In practice, self-modification is a special case of arbitrary code execution; it’s just running a program that looks like yourself, with some changes. That means there are two routes to get there: either communicate with the internet (to, eg, pay Amazon EC2 to run the modified program), or use a security vulnerability. In the context of computer security, preventing arbitrary code execution is an extremely well-studied problem. Unfortunately, the outcome of all the study is that it’s really hard, and multiple vulnerabilities are discovered every year with low probability of them ever stopping.
I’m confused. I read you as suggesting that self-modifying code has recently become possible, but I think that self-modifying code has been possible for about as long as we have had digital computers?
What specific things are possible to do now that weren’t possible before, and what kind of AGI-relevant questions does that make testable?
Self modifying code has been possible but not practical for as long as we have had digital computers. Now it has toolchains, use cases, and in the near future tens to hundreds of people will do it as their day job.
The strong version of my claim is that I expect to see the same kinds of failure modes we are concerned with in AGI pushed down to the level of consumer-grade software, at least in huge applications like social networks and self-driving cars.

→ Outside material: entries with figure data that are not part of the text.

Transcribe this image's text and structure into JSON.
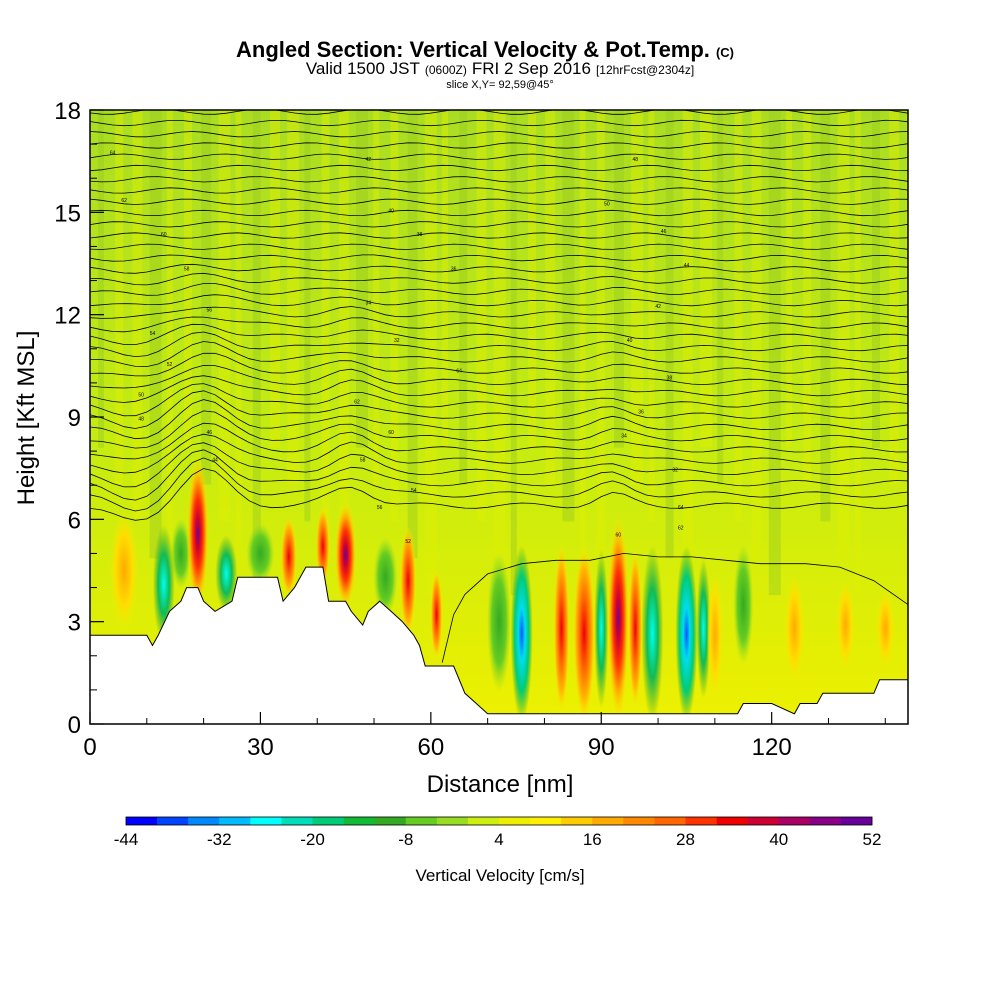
{
  "chart_data": {
    "type": "heatmap",
    "title_main": "Angled Section: Vertical Velocity & Pot.Temp.",
    "title_unit": "(C)",
    "subtitle_a": "Valid 1500 JST",
    "subtitle_b": "(0600Z)",
    "subtitle_c": "FRI 2 Sep 2016",
    "subtitle_d": "[12hrFcst@2304z]",
    "slice_label": "slice X,Y= 92,59@45°",
    "xlabel": "Distance [nm]",
    "ylabel": "Height [Kft MSL]",
    "xlim": [
      0,
      144
    ],
    "ylim": [
      0,
      18
    ],
    "xticks": [
      "0",
      "30",
      "60",
      "90",
      "120"
    ],
    "xtick_values": [
      0,
      30,
      60,
      90,
      120
    ],
    "yticks": [
      "0",
      "3",
      "6",
      "9",
      "12",
      "15",
      "18"
    ],
    "ytick_values": [
      0,
      3,
      6,
      9,
      12,
      15,
      18
    ],
    "colorbar": {
      "label": "Vertical Velocity [cm/s]",
      "tick_labels": [
        "-44",
        "-32",
        "-20",
        "-8",
        "4",
        "16",
        "28",
        "40",
        "52"
      ],
      "range": [
        -44,
        52
      ],
      "colors": [
        "#0000ff",
        "#0044ff",
        "#0088ff",
        "#00bbff",
        "#00ffff",
        "#00ddbb",
        "#00cc77",
        "#11bb33",
        "#33aa22",
        "#66cc22",
        "#99dd22",
        "#ccee11",
        "#eeee00",
        "#ffee00",
        "#ffcc00",
        "#ffaa00",
        "#ff8800",
        "#ff6600",
        "#ff3300",
        "#ee0000",
        "#cc0033",
        "#aa0066",
        "#880088",
        "#660099"
      ]
    },
    "terrain_profile": [
      [
        0,
        2.6
      ],
      [
        5,
        2.6
      ],
      [
        10,
        2.6
      ],
      [
        11,
        2.3
      ],
      [
        12,
        2.6
      ],
      [
        14,
        3.3
      ],
      [
        16,
        3.6
      ],
      [
        17,
        4.0
      ],
      [
        19,
        4.0
      ],
      [
        20,
        3.6
      ],
      [
        22,
        3.3
      ],
      [
        25,
        3.6
      ],
      [
        26,
        4.3
      ],
      [
        33,
        4.3
      ],
      [
        34,
        3.6
      ],
      [
        36,
        4.0
      ],
      [
        38,
        4.6
      ],
      [
        41,
        4.6
      ],
      [
        42,
        3.6
      ],
      [
        45,
        3.6
      ],
      [
        46,
        3.3
      ],
      [
        48,
        2.9
      ],
      [
        49,
        3.3
      ],
      [
        51,
        3.6
      ],
      [
        53,
        3.3
      ],
      [
        55,
        3.0
      ],
      [
        57,
        2.6
      ],
      [
        58,
        2.3
      ],
      [
        59,
        1.7
      ],
      [
        64,
        1.7
      ],
      [
        66,
        0.9
      ],
      [
        68,
        0.6
      ],
      [
        70,
        0.3
      ],
      [
        114,
        0.3
      ],
      [
        115,
        0.6
      ],
      [
        120,
        0.6
      ],
      [
        124,
        0.3
      ],
      [
        125,
        0.6
      ],
      [
        128,
        0.6
      ],
      [
        129,
        0.9
      ],
      [
        138,
        0.9
      ],
      [
        139,
        1.3
      ],
      [
        144,
        1.3
      ]
    ],
    "isentrope_labels": [
      "64",
      "62",
      "60",
      "58",
      "56",
      "54",
      "52",
      "50",
      "48",
      "46",
      "44",
      "42",
      "40",
      "38",
      "36",
      "34",
      "32"
    ],
    "velocity_features": [
      {
        "x": 19,
        "y_top": 7.6,
        "y_bottom": 3.6,
        "value": 44
      },
      {
        "x": 45,
        "y_top": 6.3,
        "y_bottom": 3.6,
        "value": 42
      },
      {
        "x": 93,
        "y_top": 5.9,
        "y_bottom": 0.3,
        "value": 40
      },
      {
        "x": 87,
        "y_top": 5.0,
        "y_bottom": 0.3,
        "value": 34
      },
      {
        "x": 76,
        "y_top": 5.0,
        "y_bottom": 0.3,
        "value": -30
      },
      {
        "x": 105,
        "y_top": 5.0,
        "y_bottom": 0.3,
        "value": -36
      },
      {
        "x": 99,
        "y_top": 5.0,
        "y_bottom": 0.3,
        "value": -26
      },
      {
        "x": 13,
        "y_top": 5.6,
        "y_bottom": 2.6,
        "value": -24
      },
      {
        "x": 24,
        "y_top": 5.3,
        "y_bottom": 3.5,
        "value": -22
      }
    ]
  }
}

I think it is now simple and cheap enough for a single research group to do something like:
Write a formal specification
Which employs learning for some simple purpose
And employs self-modification on one or more levels
Which is to say, it feels like we have enough tooling to start doing “Hello World” grade self-modification tests that account for every level of the stack, in real systems.
I read it more as a call for change in emphasis back towards more attention on self-modification because things have drawn focus on it away to other things, not because anything specific has changed but because the pendulum has swung too far away from where it should be.
I’ll be interested if you have any more specific ideas here. I can’t think of anything because:
The question of “How can an AGI self-modify into a safe and beneficial AGI?” seems pretty similar to “How can a person program a safe and beneficial AGI?”, at least until the system is so superhumanly advanced that it can hopefully figure out the answer itself. So in that sense, everyone is thinking about it all the time.
The challenges of safe self-modification don’t seem wildly different than the challenges of safe learning (after all, learning changes the agent too), including things like goal stability, ontological crises, etc. And whereas learning is basically mandatory, deeper self-modification could (probably IMO) be turned off if necessary, again at least until the system is so superhumanly advanced that it can solve the problem itself. So in that sense, at least some people are sorta thinking about it these days.
I dunno, I just can’t think of any experiment we could do with today’s AI in this domain that would discover or prove something that wasn’t already obvious. (...Which of course doesn’t mean that such experiments don’t exist.)